A key feature of SciDataFlow is that it can quickly reunite a project's code repository with its data. Imagine a colleague had a small repository containing the code lift a recombination map over to a new reference genome, and you'd like to use her methods. However, you also want to check that you can reproduce her pipeline on your system, which first involves re-downloading all the input data (in this case, the original recombination map and liftover files).

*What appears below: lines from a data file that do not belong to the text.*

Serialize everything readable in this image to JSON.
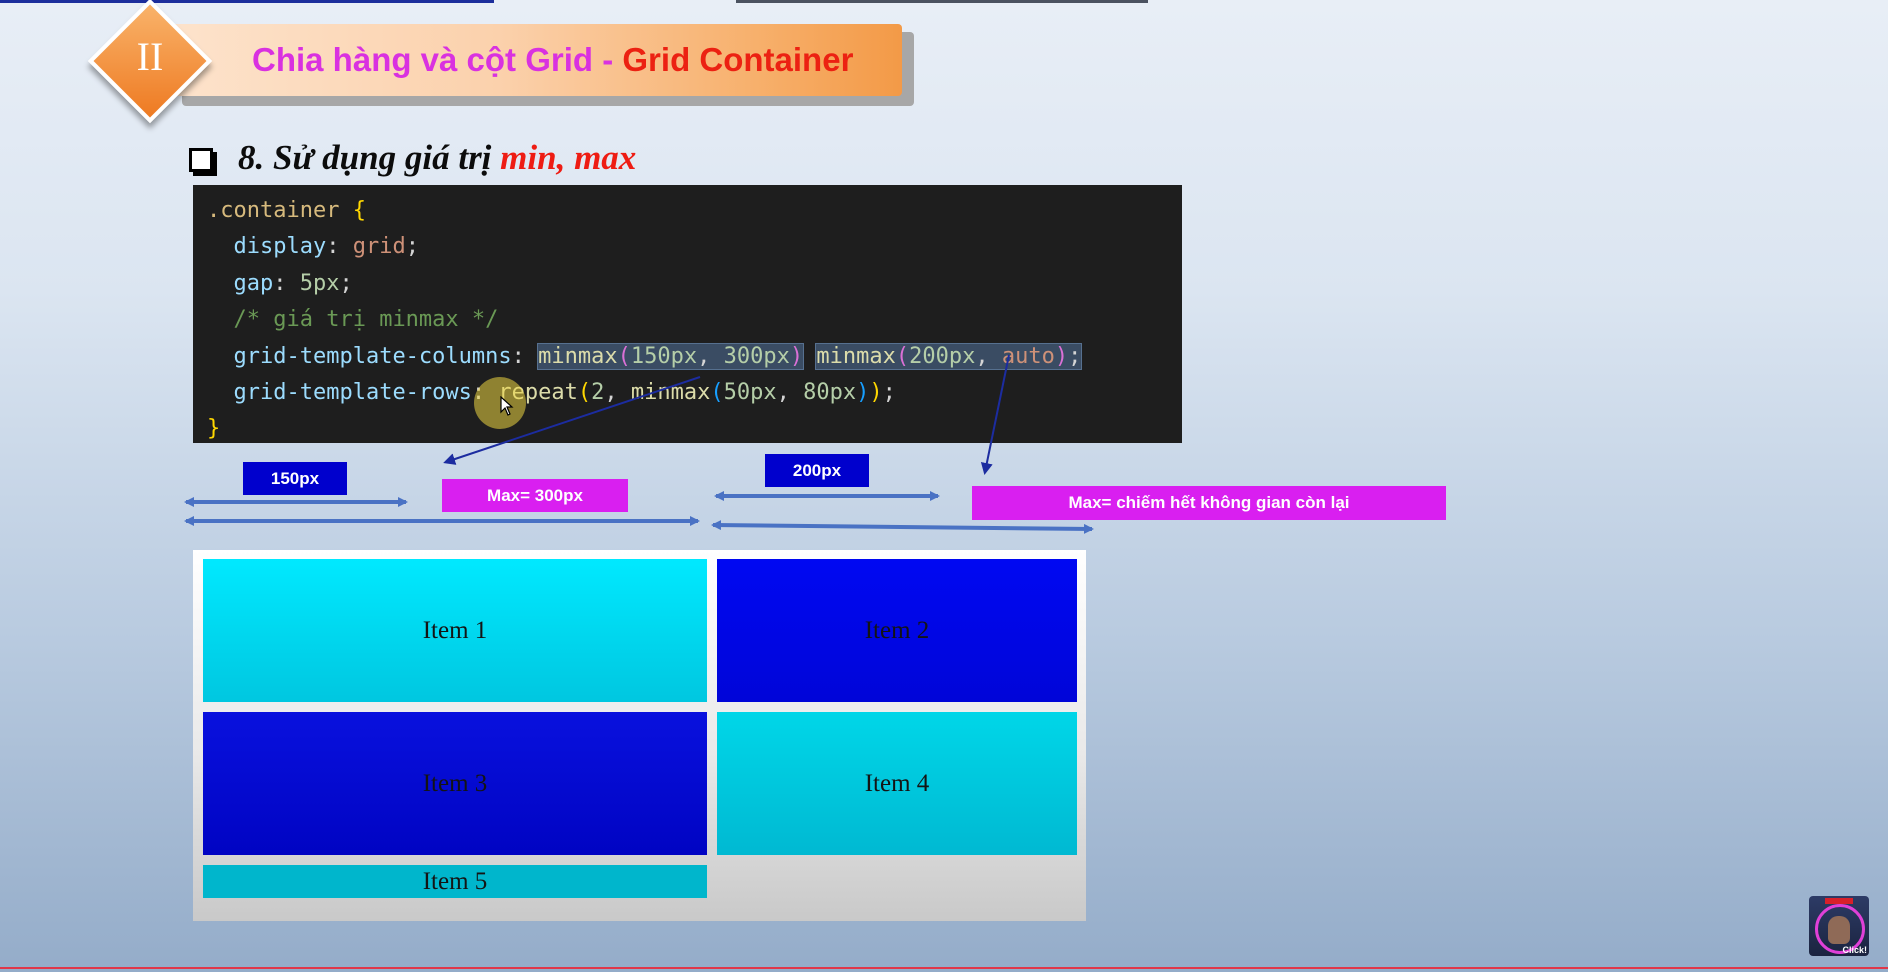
{
  "slide": {
    "section_numeral": "II",
    "title_part1": "Chia hàng và cột Grid - ",
    "title_part2": "Grid Container",
    "heading_part1": "8. Sử dụng giá trị ",
    "heading_part2": "min, max"
  },
  "code": {
    "selector": ".container",
    "open_brace": " {",
    "close_brace": "}",
    "display_prop": "display",
    "display_value": "grid",
    "gap_prop": "gap",
    "gap_value": "5px",
    "comment": "/* giá trị minmax */",
    "columns_prop": "grid-template-columns",
    "columns_fn1": "minmax",
    "columns_fn1_args_a": "150px",
    "columns_fn1_args_b": "300px",
    "columns_fn2": "minmax",
    "columns_fn2_args_a": "200px",
    "columns_fn2_args_b": "auto",
    "rows_prop": "grid-template-rows",
    "rows_fn": "repeat",
    "rows_count": "2",
    "rows_inner_fn": "minmax",
    "rows_args_a": "50px",
    "rows_args_b": "80px"
  },
  "annotations": {
    "col1_min": "150px",
    "col1_max": "Max= 300px",
    "col2_min": "200px",
    "col2_max": "Max=  chiếm hết không gian còn lại"
  },
  "grid_items": [
    "Item 1",
    "Item 2",
    "Item 3",
    "Item 4",
    "Item 5"
  ],
  "badge": {
    "text": "Click!"
  },
  "colors": {
    "title_pink": "#d931e0",
    "title_red": "#ec2112",
    "label_blue": "#0000cd",
    "label_pink": "#d91ff0",
    "arrow_blue": "#4a72c4",
    "item_cyan": "#00e9ff",
    "item_blue": "#0008f2"
  }
}
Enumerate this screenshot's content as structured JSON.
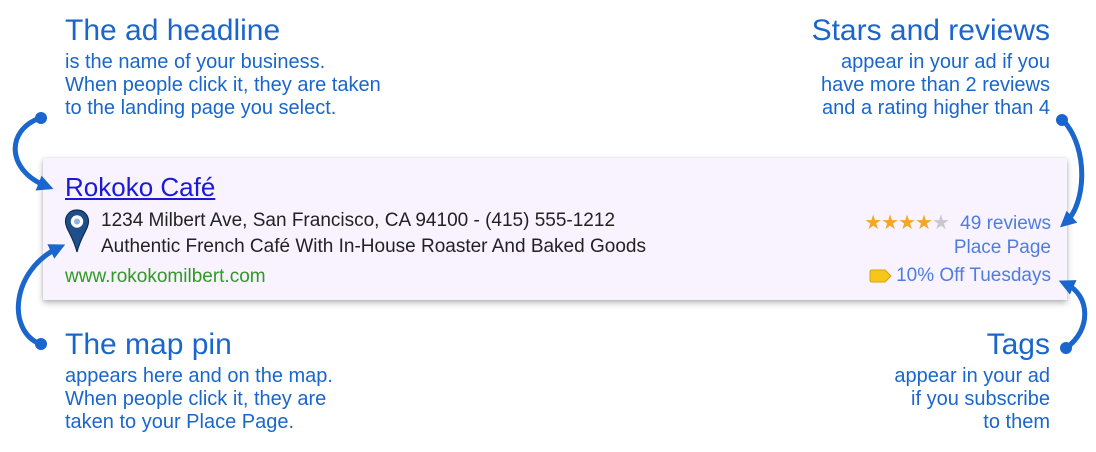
{
  "annotations": {
    "headline": {
      "heading": "The ad headline",
      "lines": [
        "is the name of your business.",
        "When people click it, they are taken",
        "to the landing page you select."
      ]
    },
    "stars": {
      "heading": "Stars and reviews",
      "lines": [
        "appear in your ad if you",
        "have more than 2 reviews",
        "and a rating higher than 4"
      ]
    },
    "map_pin": {
      "heading": "The map pin",
      "lines": [
        "appears here and on the map.",
        "When people click it, they are",
        "taken to your Place Page."
      ]
    },
    "tags": {
      "heading": "Tags",
      "lines": [
        "appear in your ad",
        "if you subscribe",
        "to them"
      ]
    }
  },
  "ad": {
    "title": "Rokoko Café",
    "address": "1234 Milbert Ave, San Francisco, CA 94100 - (415) 555-1212",
    "description": "Authentic French Café With In-House Roaster And Baked Goods",
    "url": "www.rokokomilbert.com",
    "rating": 4,
    "rating_max": 5,
    "reviews": "49 reviews",
    "place_page": "Place Page",
    "tag": "10% Off Tuesdays"
  },
  "icons": {
    "map_pin": "map-pin-icon",
    "star": "star-icon",
    "tag": "tag-icon"
  },
  "colors": {
    "annotation": "#1a66cc",
    "ad_background": "#f9f3ff",
    "title_link": "#1a1ad6",
    "url": "#2f9a23",
    "right_links": "#4d7de0",
    "star_on": "#f2a72a",
    "star_off": "#c9c9c9",
    "tag_fill": "#f6c61b",
    "pin_fill": "#1f4f8a"
  }
}
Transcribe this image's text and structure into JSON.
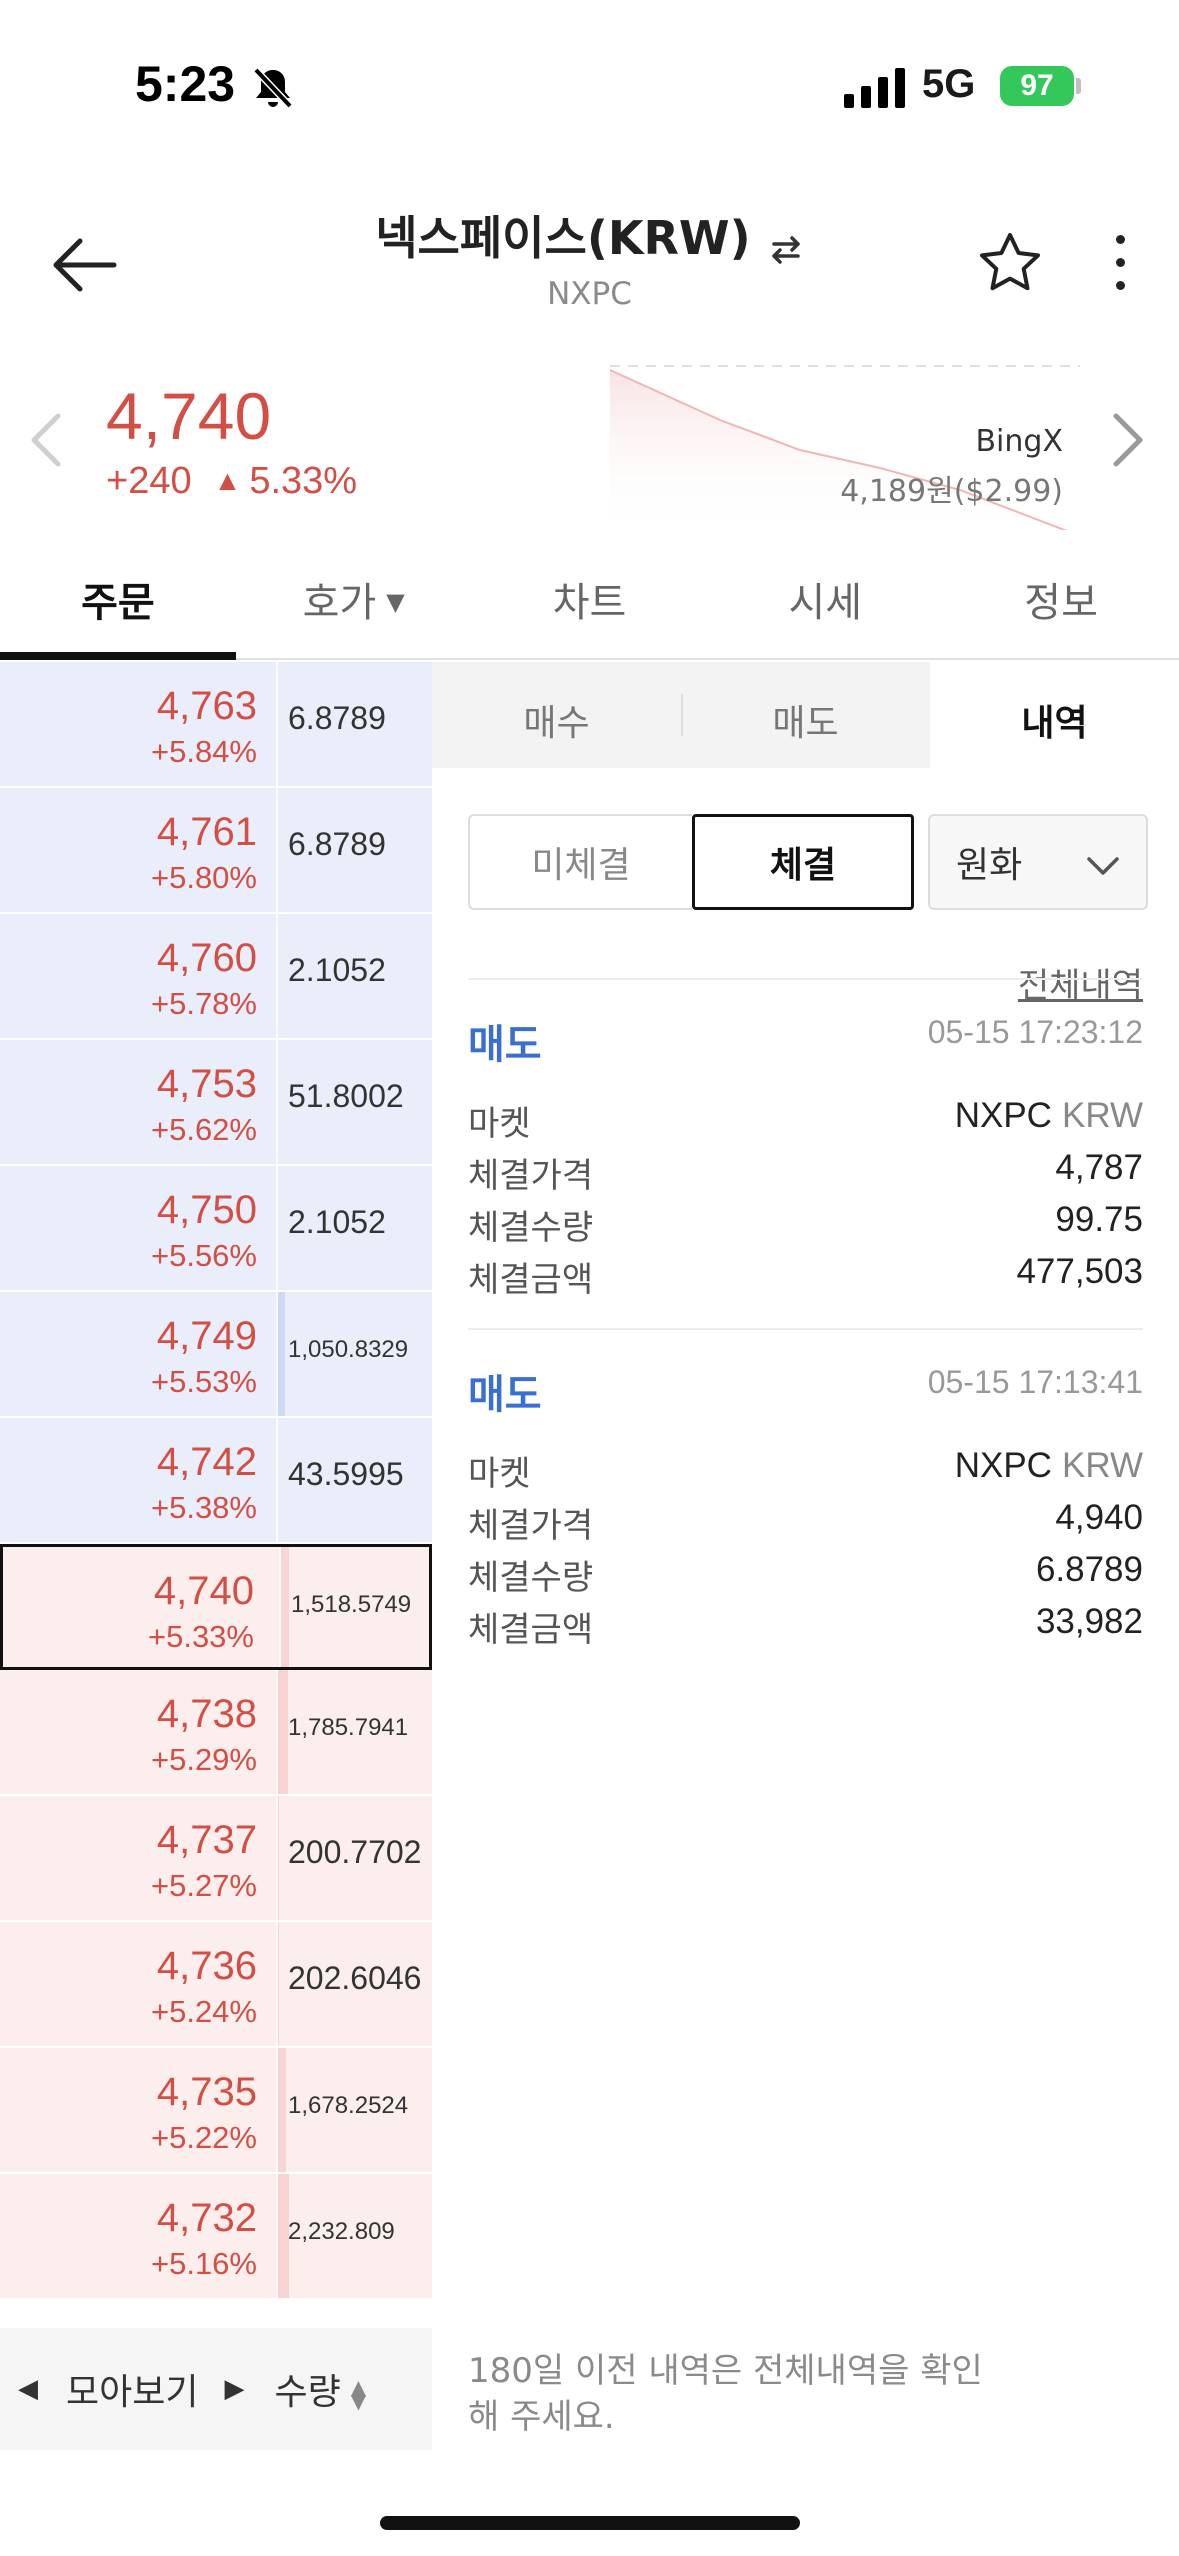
{
  "status_bar": {
    "time": "5:23",
    "network": "5G",
    "battery": "97"
  },
  "header": {
    "title": "넥스페이스(KRW)",
    "symbol": "NXPC"
  },
  "price": {
    "current": "4,740",
    "change_abs": "+240",
    "change_pct": "5.33%",
    "direction_icon": "▲",
    "exchange_name": "BingX",
    "exchange_price": "4,189원($2.99)"
  },
  "tabs": [
    {
      "label": "주문"
    },
    {
      "label": "호가"
    },
    {
      "label": "차트"
    },
    {
      "label": "시세"
    },
    {
      "label": "정보"
    }
  ],
  "order_book": {
    "rows": [
      {
        "price": "4,763",
        "rate": "+5.84%",
        "qty": "6.8789",
        "side": "ask",
        "depth": 0
      },
      {
        "price": "4,761",
        "rate": "+5.80%",
        "qty": "6.8789",
        "side": "ask",
        "depth": 0
      },
      {
        "price": "4,760",
        "rate": "+5.78%",
        "qty": "2.1052",
        "side": "ask",
        "depth": 0
      },
      {
        "price": "4,753",
        "rate": "+5.62%",
        "qty": "51.8002",
        "side": "ask",
        "depth": 0
      },
      {
        "price": "4,750",
        "rate": "+5.56%",
        "qty": "2.1052",
        "side": "ask",
        "depth": 0
      },
      {
        "price": "4,749",
        "rate": "+5.53%",
        "qty": "1,050.8329",
        "side": "ask",
        "depth": 0.05
      },
      {
        "price": "4,742",
        "rate": "+5.38%",
        "qty": "43.5995",
        "side": "ask",
        "depth": 0
      },
      {
        "price": "4,740",
        "rate": "+5.33%",
        "qty": "1,518.5749",
        "side": "bid",
        "depth": 0.06,
        "current": true
      },
      {
        "price": "4,738",
        "rate": "+5.29%",
        "qty": "1,785.7941",
        "side": "bid",
        "depth": 0.07
      },
      {
        "price": "4,737",
        "rate": "+5.27%",
        "qty": "200.7702",
        "side": "bid",
        "depth": 0.01
      },
      {
        "price": "4,736",
        "rate": "+5.24%",
        "qty": "202.6046",
        "side": "bid",
        "depth": 0.01
      },
      {
        "price": "4,735",
        "rate": "+5.22%",
        "qty": "1,678.2524",
        "side": "bid",
        "depth": 0.06
      },
      {
        "price": "4,732",
        "rate": "+5.16%",
        "qty": "2,232.809",
        "side": "bid",
        "depth": 0.08
      }
    ],
    "footer_group_label": "모아보기",
    "footer_sort_label": "수량"
  },
  "order_panel": {
    "tabs": [
      {
        "label": "매수"
      },
      {
        "label": "매도"
      },
      {
        "label": "내역"
      }
    ],
    "filter_pending": "미체결",
    "filter_done": "체결",
    "currency": "원화",
    "all_history": "전체내역",
    "field_labels": {
      "market": "마켓",
      "price": "체결가격",
      "qty": "체결수량",
      "amount": "체결금액"
    },
    "trades": [
      {
        "side": "매도",
        "time": "05-15 17:23:12",
        "market_base": "NXPC",
        "market_quote": "KRW",
        "price": "4,787",
        "qty": "99.75",
        "amount": "477,503"
      },
      {
        "side": "매도",
        "time": "05-15 17:13:41",
        "market_base": "NXPC",
        "market_quote": "KRW",
        "price": "4,940",
        "qty": "6.8789",
        "amount": "33,982"
      }
    ],
    "notice": "180일 이전 내역은 전체내역을 확인해 주세요."
  },
  "colors": {
    "up": "#d24f45",
    "sell": "#3a6fd0",
    "ask_bg": "#e9eefa",
    "bid_bg": "#fdeeee"
  }
}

First, you'd clone the repository:

$ git clone git@github.com:mclintock/maize_liftover $ cd maize_liftover/

Then, as long as a data_manifest.yml exists in the root project directory (maize_liftover/ in this example), SciDataFlow is initialized. You can verify this by using:

$ sdf status --remotes Project data status: 1 file local and tracked by a remote (0 files only local, 0 files only remote), 1 file total. [data > Zenodo] recmap_genome_v1.tsv deleted, tracked 7ef1d10a exists on remote recmap_genome_v2.tsv deleted, tracked e894e742 exists on remote

Now, to retrieve these files, all you'd need to do is:

$ sdf pull Downloaded 1 file. - population_sizes.tsv Skipped 0 files. Reasons:

Note that if you run sdf pull again, it will not redownload the file (this is to over overwriting the local version, should it have been changed):

$ sdf pull No files downloaded. Skipped 1 files. Reasons: Remote file is indentical to local file: 1 file - population_sizes.tsv

If the file has changed, you can pull in the remote's version with sdf pull --overwrite. However, sdf pull is also lazy; it will not download the file if the MD5s haven't changed between the remote and local versions.

Downloads with SciDataFlow are fast and concurrent thanks to the Tokio Rust Asynchronous Universal download MAnager crate. If your project has a lot of data across multiple remotes, SciDataFlow will pull all data in as quickly as possible.